Guest post by Stacy Baggett:
When most people think of domestic abuse, they think of physical violence. Many people don't realize that there is another, unseen side to domestic violence, which can be even more damaging than physical abuse. Verbal or emotional abuse chips away at a person's psyche over the course of time, breaking them down so that they become depressed, insecure, and feel unworthy or unlovable. Sometimes the people dishing or receiving the abuse don't even realize that it's occurring. However, there are signs and symptoms to look for to determine whether you or someone you know is being emotionally abused.
Humiliation, Degradation, and Criticizing
If your partner is constantly making fun of you or putting you down in front of others, this is a sign of emotional abuse. Teasing and using sarcasm may seem harmless, but over time it erodes away self-esteem. If your partner gets indignant, claiming "it was only a joke" when you complain about his behavior, this is also a tell-tale sign. Abusers often downplay what they are doing; their goal is to make you question yourself, your decisions, to make you feel inferior.
If your partner is always criticizing or ridiculing your feelings, opinions, or suggestions and then downplays their actions when you become upset, this is a classic sign of emotional abuse.
Domination, Control, and Shame
Another classic sign of emotional abuse is if your partner talks down to you and treats you like a child. If you're constantly being chastised for your behavior because your partner deems it "inappropriate," or you feel like you must ask permission before going somewhere or making even a small decision, you may be dealing with emotional abuse.
An abuser uses domination, control, and shame as a way to assert their "ownership" over their partner and to keep her smashed down under their thumb. These are not normal behaviors that are portrayed in a good, healthy relationship.
Accusing and Blaming
Abusers often accuse their partner of things they concoct in their own mind. They have trouble apologizing, even when they are at fault, and almost never accept fault for their behavior. A sign of being in an abusive relationship is if your partner continually blames others – including you – for his or her mistakes or unhappiness.
Sometimes emotional abuse takes place in the form of emotional distancing.

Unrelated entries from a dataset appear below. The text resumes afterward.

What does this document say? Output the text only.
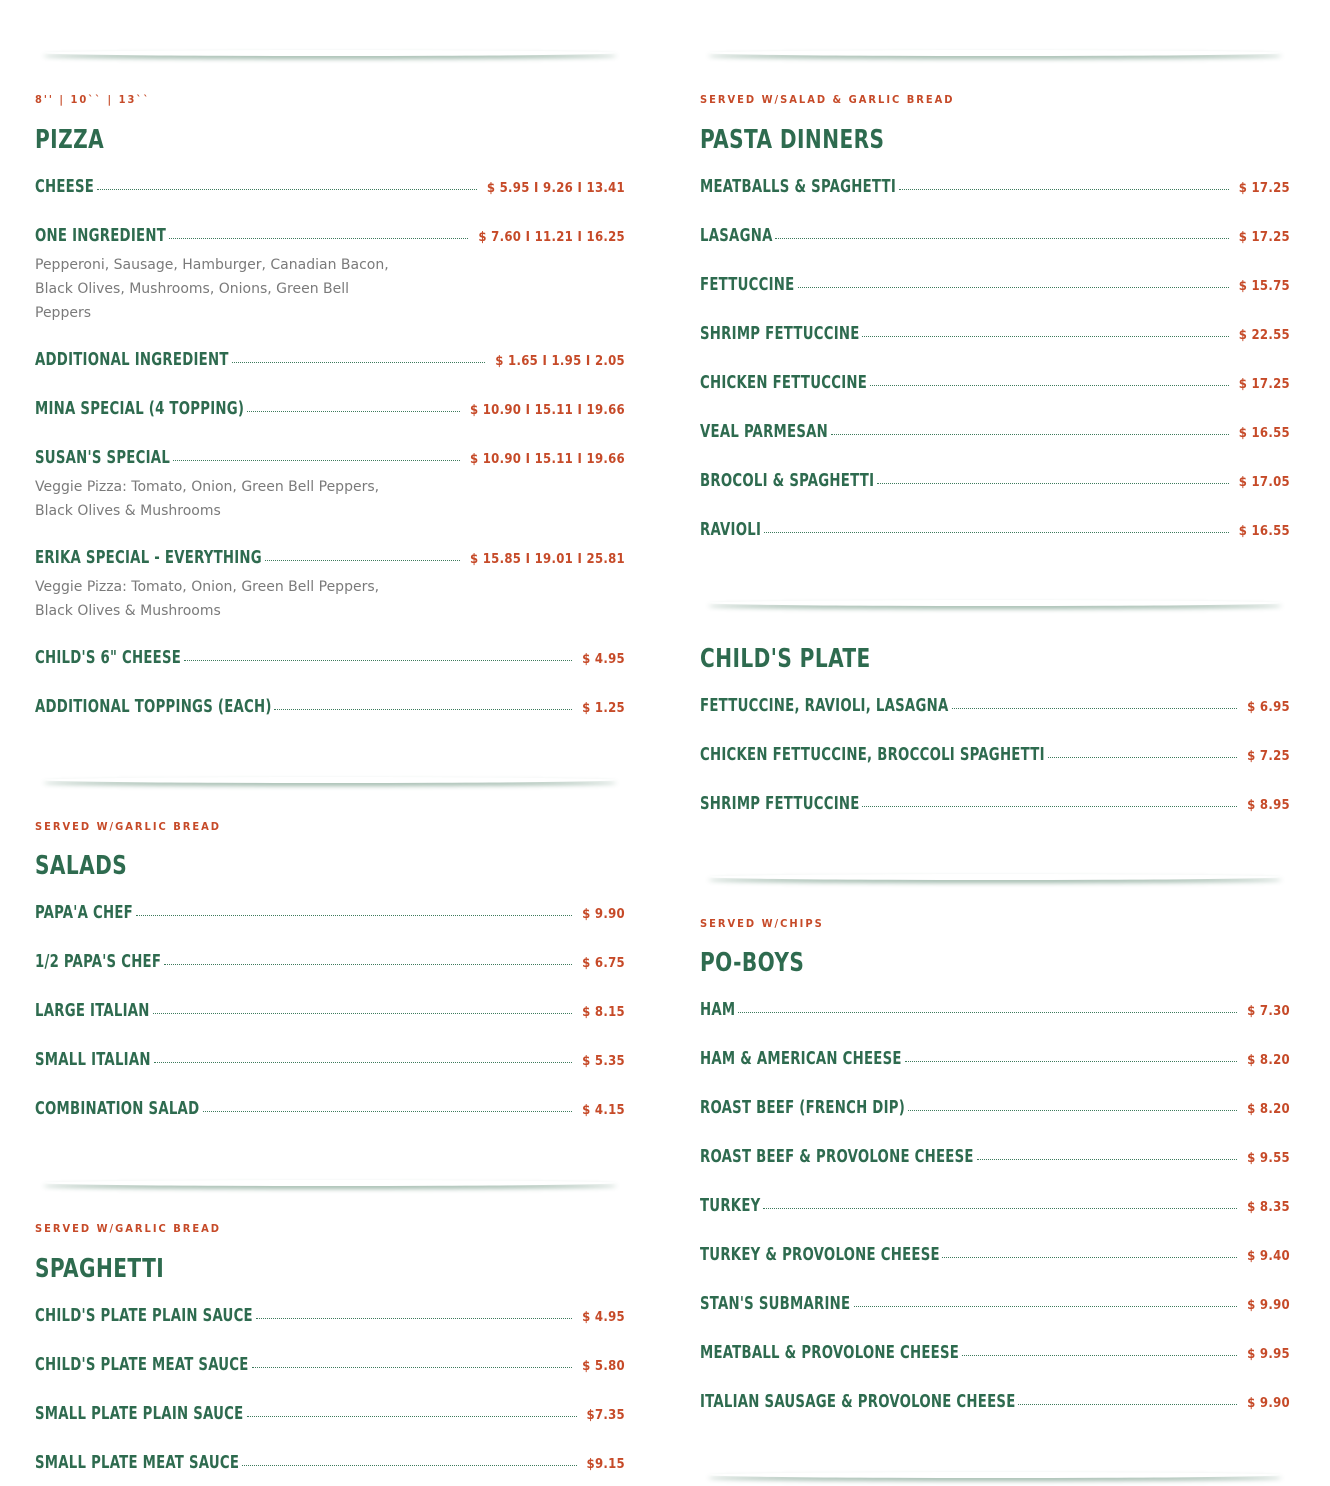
8'' | 10`` | 13``
PIZZA
CHEESE	$ 5.95 I 9.26 I 13.41
ONE INGREDIENT	$ 7.60 I 11.21 I 16.25
Pepperoni, Sausage, Hamburger, Canadian Bacon, Black Olives, Mushrooms, Onions, Green Bell Peppers
ADDITIONAL INGREDIENT	$ 1.65 I 1.95 I 2.05
MINA SPECIAL (4 TOPPING)	$ 10.90 I 15.11 I 19.66
SUSAN'S SPECIAL	$ 10.90 I 15.11 I 19.66
Veggie Pizza: Tomato, Onion, Green Bell Peppers, Black Olives & Mushrooms
ERIKA SPECIAL - EVERYTHING	$ 15.85 I 19.01 I 25.81
Veggie Pizza: Tomato, Onion, Green Bell Peppers, Black Olives & Mushrooms
CHILD'S 6" CHEESE	$ 4.95
ADDITIONAL TOPPINGS (EACH)	$ 1.25
SERVED W/GARLIC BREAD
SALADS
PAPA'A CHEF	$ 9.90
1/2 PAPA'S CHEF	$ 6.75
LARGE ITALIAN	$ 8.15
SMALL ITALIAN	$ 5.35
COMBINATION SALAD	$ 4.15
SERVED W/GARLIC BREAD
SPAGHETTI
CHILD'S PLATE PLAIN SAUCE	$ 4.95
CHILD'S PLATE MEAT SAUCE	$ 5.80
SMALL PLATE PLAIN SAUCE	$7.35
SMALL PLATE MEAT SAUCE	$9.15
SERVED W/SALAD & GARLIC BREAD
PASTA DINNERS
MEATBALLS & SPAGHETTI	$ 17.25
LASAGNA	$ 17.25
FETTUCCINE	$ 15.75
SHRIMP FETTUCCINE	$ 22.55
CHICKEN FETTUCCINE	$ 17.25
VEAL PARMESAN	$ 16.55
BROCOLI & SPAGHETTI	$ 17.05
RAVIOLI	$ 16.55
CHILD'S PLATE
FETTUCCINE, RAVIOLI, LASAGNA	$ 6.95
CHICKEN FETTUCCINE, BROCCOLI SPAGHETTI	$ 7.25
SHRIMP FETTUCCINE	$ 8.95
SERVED W/CHIPS
PO-BOYS
HAM	$ 7.30
HAM & AMERICAN CHEESE	$ 8.20
ROAST BEEF (FRENCH DIP)	$ 8.20
ROAST BEEF & PROVOLONE CHEESE	$ 9.55
TURKEY	$ 8.35
TURKEY & PROVOLONE CHEESE	$ 9.40
STAN'S SUBMARINE	$ 9.90
MEATBALL & PROVOLONE CHEESE	$ 9.95
ITALIAN SAUSAGE & PROVOLONE CHEESE	$ 9.90
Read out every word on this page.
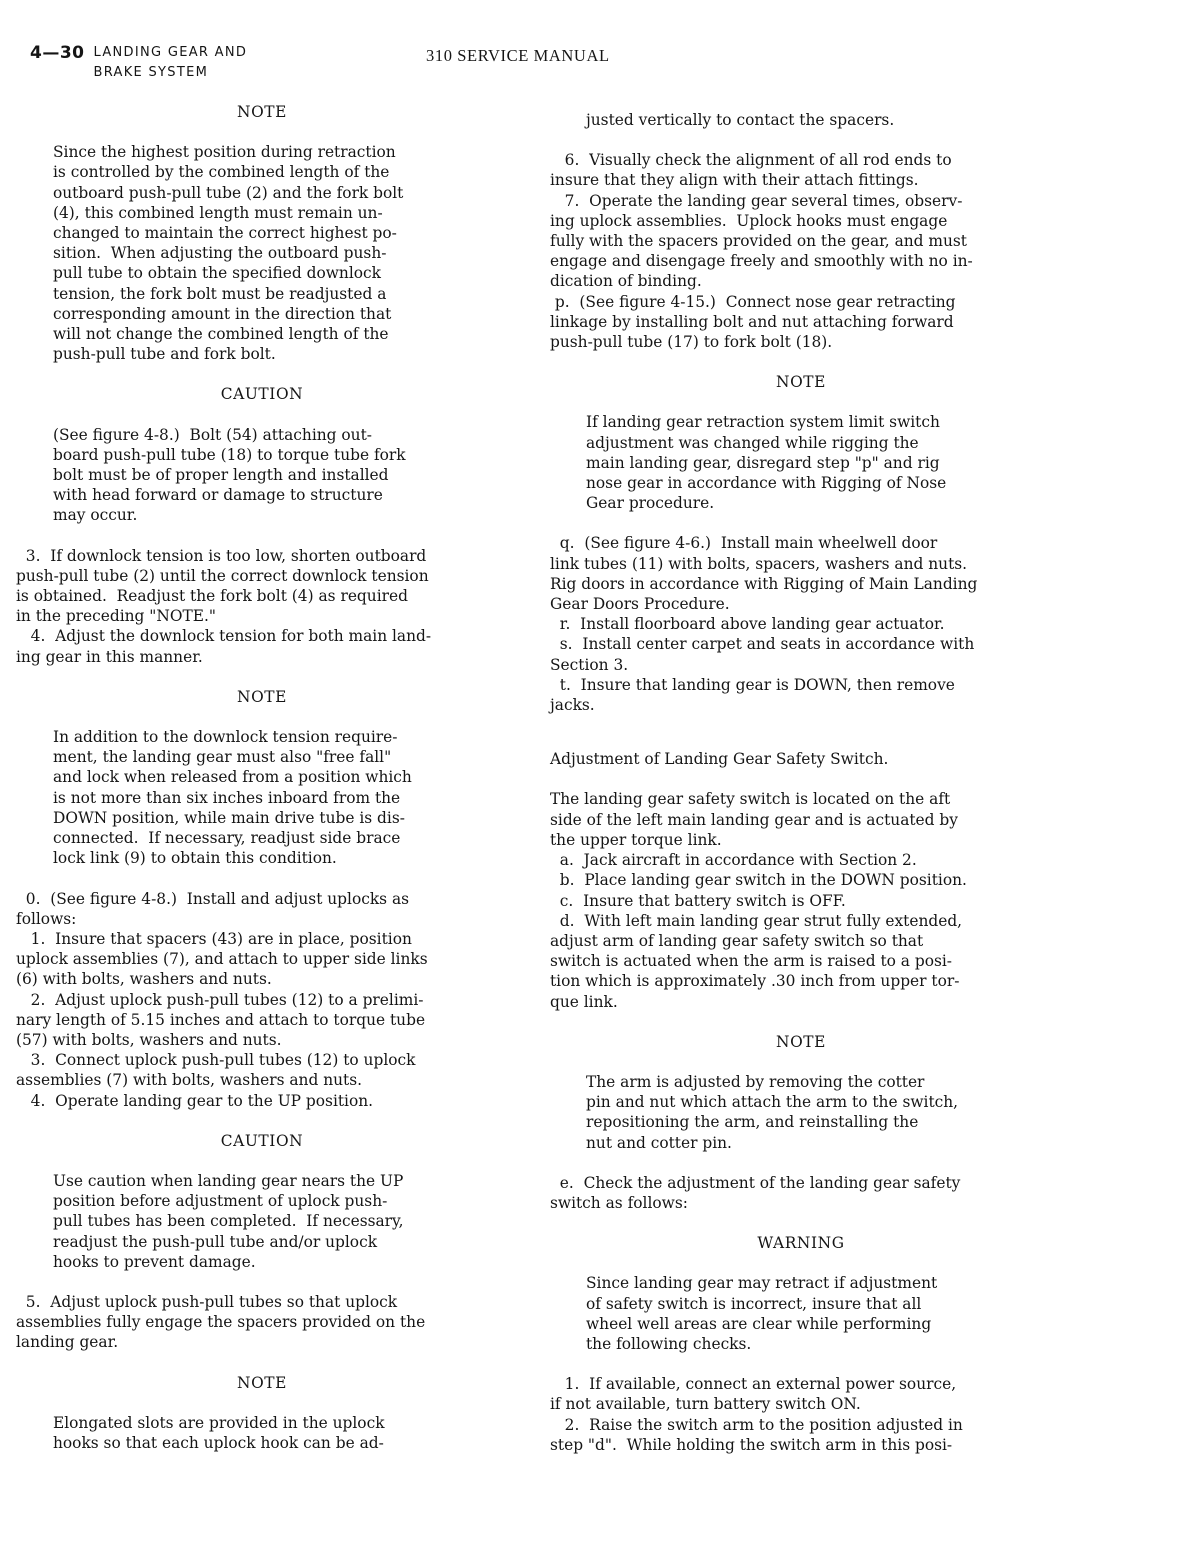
4—30 LANDING GEAR AND
BRAKE SYSTEM
310 SERVICE MANUAL
NOTE
Since the highest position during retraction
is controlled by the combined length of the
outboard push-pull tube (2) and the fork bolt
(4), this combined length must remain un-
changed to maintain the correct highest po-
sition.  When adjusting the outboard push-
pull tube to obtain the specified downlock
tension, the fork bolt must be readjusted a
corresponding amount in the direction that
will not change the combined length of the
push-pull tube and fork bolt.
CAUTION
(See figure 4-8.)  Bolt (54) attaching out-
board push-pull tube (18) to torque tube fork
bolt must be of proper length and installed
with head forward or damage to structure
may occur.
3.  If downlock tension is too low, shorten outboard
push-pull tube (2) until the correct downlock tension
is obtained.  Readjust the fork bolt (4) as required
in the preceding "NOTE."
4.  Adjust the downlock tension for both main land-
ing gear in this manner.
NOTE
In addition to the downlock tension require-
ment, the landing gear must also "free fall"
and lock when released from a position which
is not more than six inches inboard from the
DOWN position, while main drive tube is dis-
connected.  If necessary, readjust side brace
lock link (9) to obtain this condition.
0.  (See figure 4-8.)  Install and adjust uplocks as
follows:
1.  Insure that spacers (43) are in place, position
uplock assemblies (7), and attach to upper side links
(6) with bolts, washers and nuts.
2.  Adjust uplock push-pull tubes (12) to a prelimi-
nary length of 5.15 inches and attach to torque tube
(57) with bolts, washers and nuts.
3.  Connect uplock push-pull tubes (12) to uplock
assemblies (7) with bolts, washers and nuts.
4.  Operate landing gear to the UP position.
CAUTION
Use caution when landing gear nears the UP
position before adjustment of uplock push-
pull tubes has been completed.  If necessary,
readjust the push-pull tube and/or uplock
hooks to prevent damage.
5.  Adjust uplock push-pull tubes so that uplock
assemblies fully engage the spacers provided on the
landing gear.
NOTE
Elongated slots are provided in the uplock
hooks so that each uplock hook can be ad-
justed vertically to contact the spacers.
6.  Visually check the alignment of all rod ends to
insure that they align with their attach fittings.
7.  Operate the landing gear several times, observ-
ing uplock assemblies.  Uplock hooks must engage
fully with the spacers provided on the gear, and must
engage and disengage freely and smoothly with no in-
dication of binding.
p.  (See figure 4-15.)  Connect nose gear retracting
linkage by installing bolt and nut attaching forward
push-pull tube (17) to fork bolt (18).
NOTE
If landing gear retraction system limit switch
adjustment was changed while rigging the
main landing gear, disregard step "p" and rig
nose gear in accordance with Rigging of Nose
Gear procedure.
q.  (See figure 4-6.)  Install main wheelwell door
link tubes (11) with bolts, spacers, washers and nuts.
Rig doors in accordance with Rigging of Main Landing
Gear Doors Procedure.
r.  Install floorboard above landing gear actuator.
s.  Install center carpet and seats in accordance with
Section 3.
t.  Insure that landing gear is DOWN, then remove
jacks.
Adjustment of Landing Gear Safety Switch.
The landing gear safety switch is located on the aft
side of the left main landing gear and is actuated by
the upper torque link.
a.  Jack aircraft in accordance with Section 2.
b.  Place landing gear switch in the DOWN position.
c.  Insure that battery switch is OFF.
d.  With left main landing gear strut fully extended,
adjust arm of landing gear safety switch so that
switch is actuated when the arm is raised to a posi-
tion which is approximately .30 inch from upper tor-
que link.
NOTE
The arm is adjusted by removing the cotter
pin and nut which attach the arm to the switch,
repositioning the arm, and reinstalling the
nut and cotter pin.
e.  Check the adjustment of the landing gear safety
switch as follows:
WARNING
Since landing gear may retract if adjustment
of safety switch is incorrect, insure that all
wheel well areas are clear while performing
the following checks.
1.  If available, connect an external power source,
if not available, turn battery switch ON.
2.  Raise the switch arm to the position adjusted in
step "d".  While holding the switch arm in this posi-
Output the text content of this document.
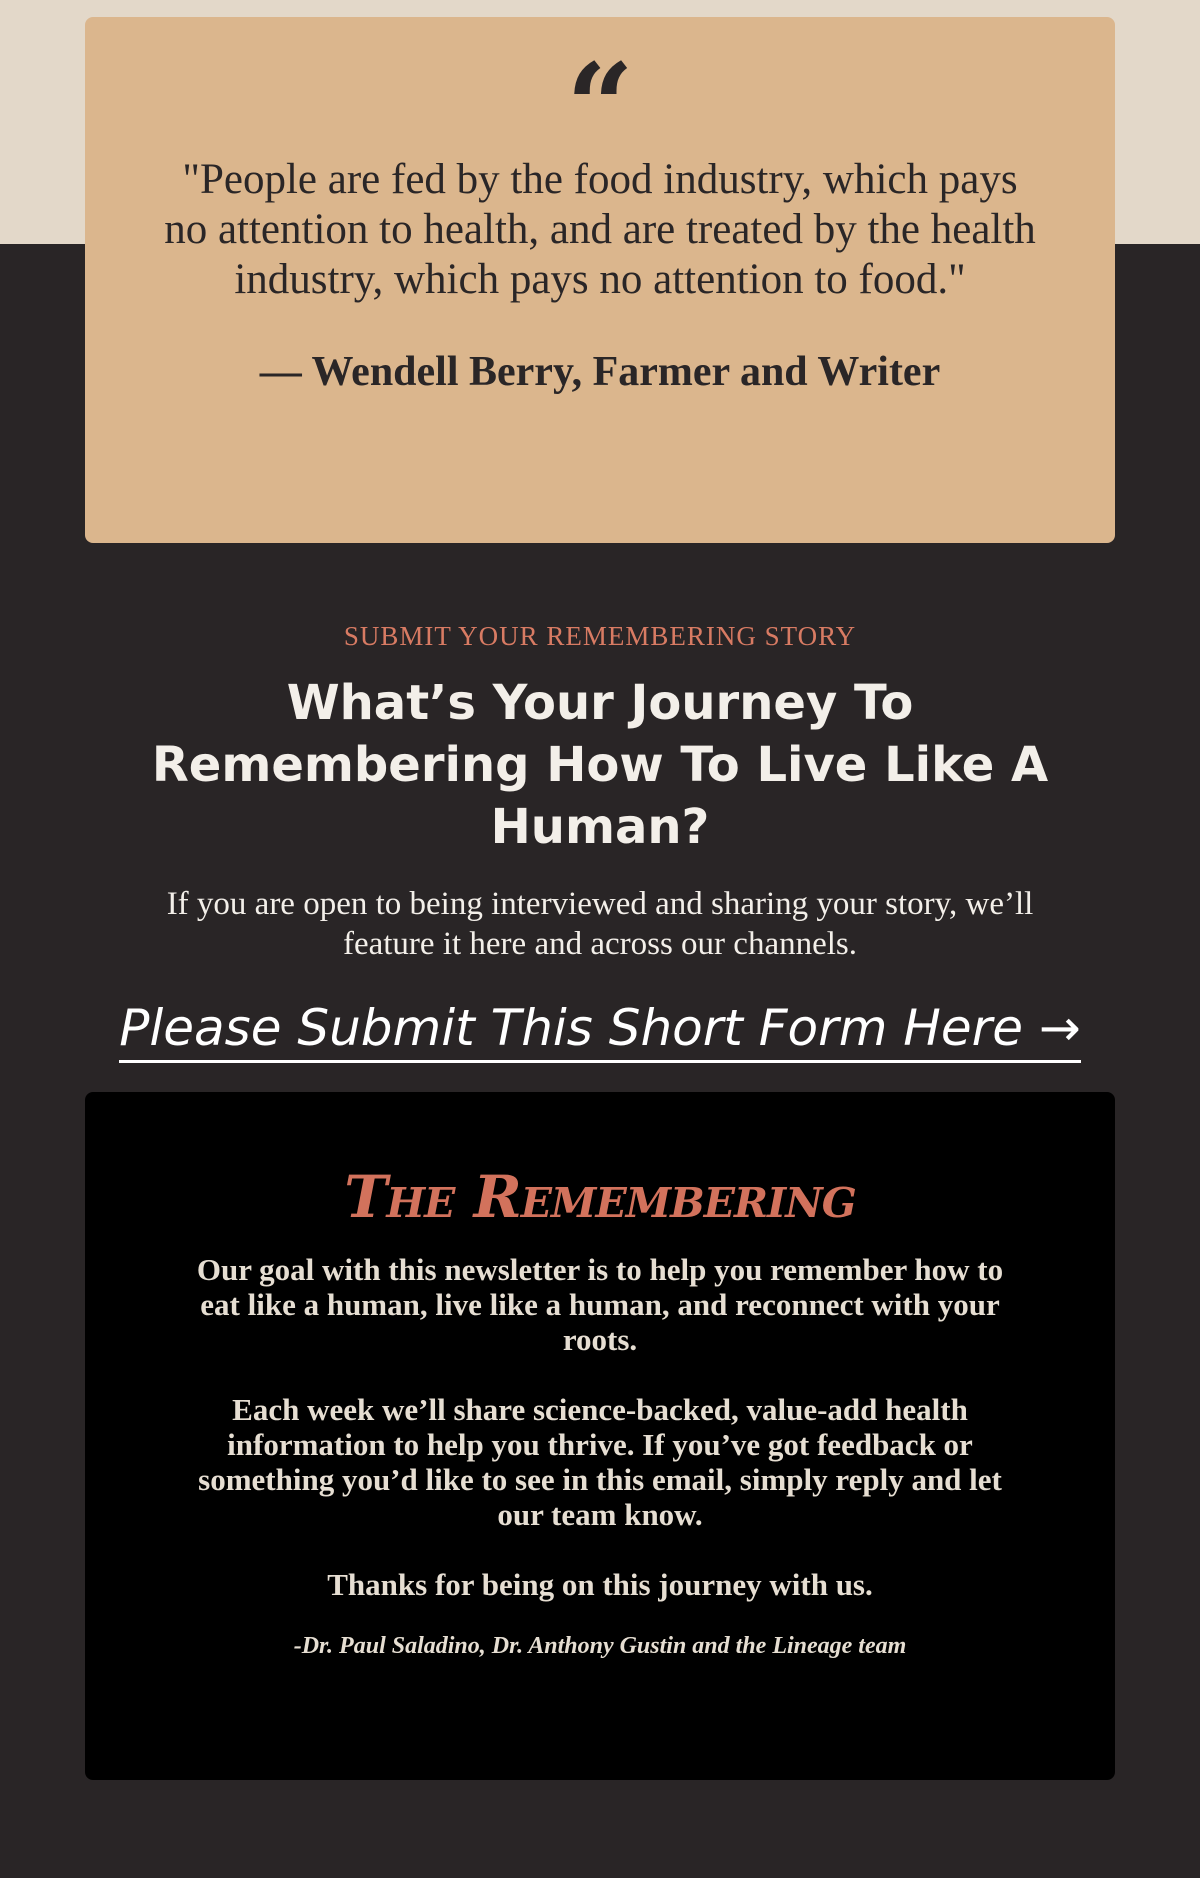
“

"People are fed by the food industry, which pays no attention to health, and are treated by the health industry, which pays no attention to food."

— Wendell Berry, Farmer and Writer

SUBMIT YOUR REMEMBERING STORY
What’s Your Journey To Remembering How To Live Like A Human?

If you are open to being interviewed and sharing your story, we’ll feature it here and across our channels.

Please Submit This Short Form Here →
The Remembering

Our goal with this newsletter is to help you remember how to eat like a human, live like a human, and reconnect with your roots.

Each week we’ll share science-backed, value-add health information to help you thrive. If you’ve got feedback or something you’d like to see in this email, simply reply and let our team know.

Thanks for being on this journey with us.

-Dr. Paul Saladino, Dr. Anthony Gustin and the Lineage team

Does your partner often pout or use the silent treatment when he becomes angry with you? Does he neglect your needs or use love withdrawal as a form of punishment? Does he lack empathy or seem to be uncaring about your feelings? These are all classic symptoms of abuse, and should be taken seriously.
Emotional abuse hurts the victim just as much as – if not more than – physical abuse. By being aware of the signs and symptoms, you can take steps to protect yourself against your abuser, which may include forming an escape plan. Nobody deserves to be verbally or emotionally abused, and any form of domestic abuse is NOT OK. If you are currently in an abusive relationship, please consider reaching out for help, and remember that you are not alone.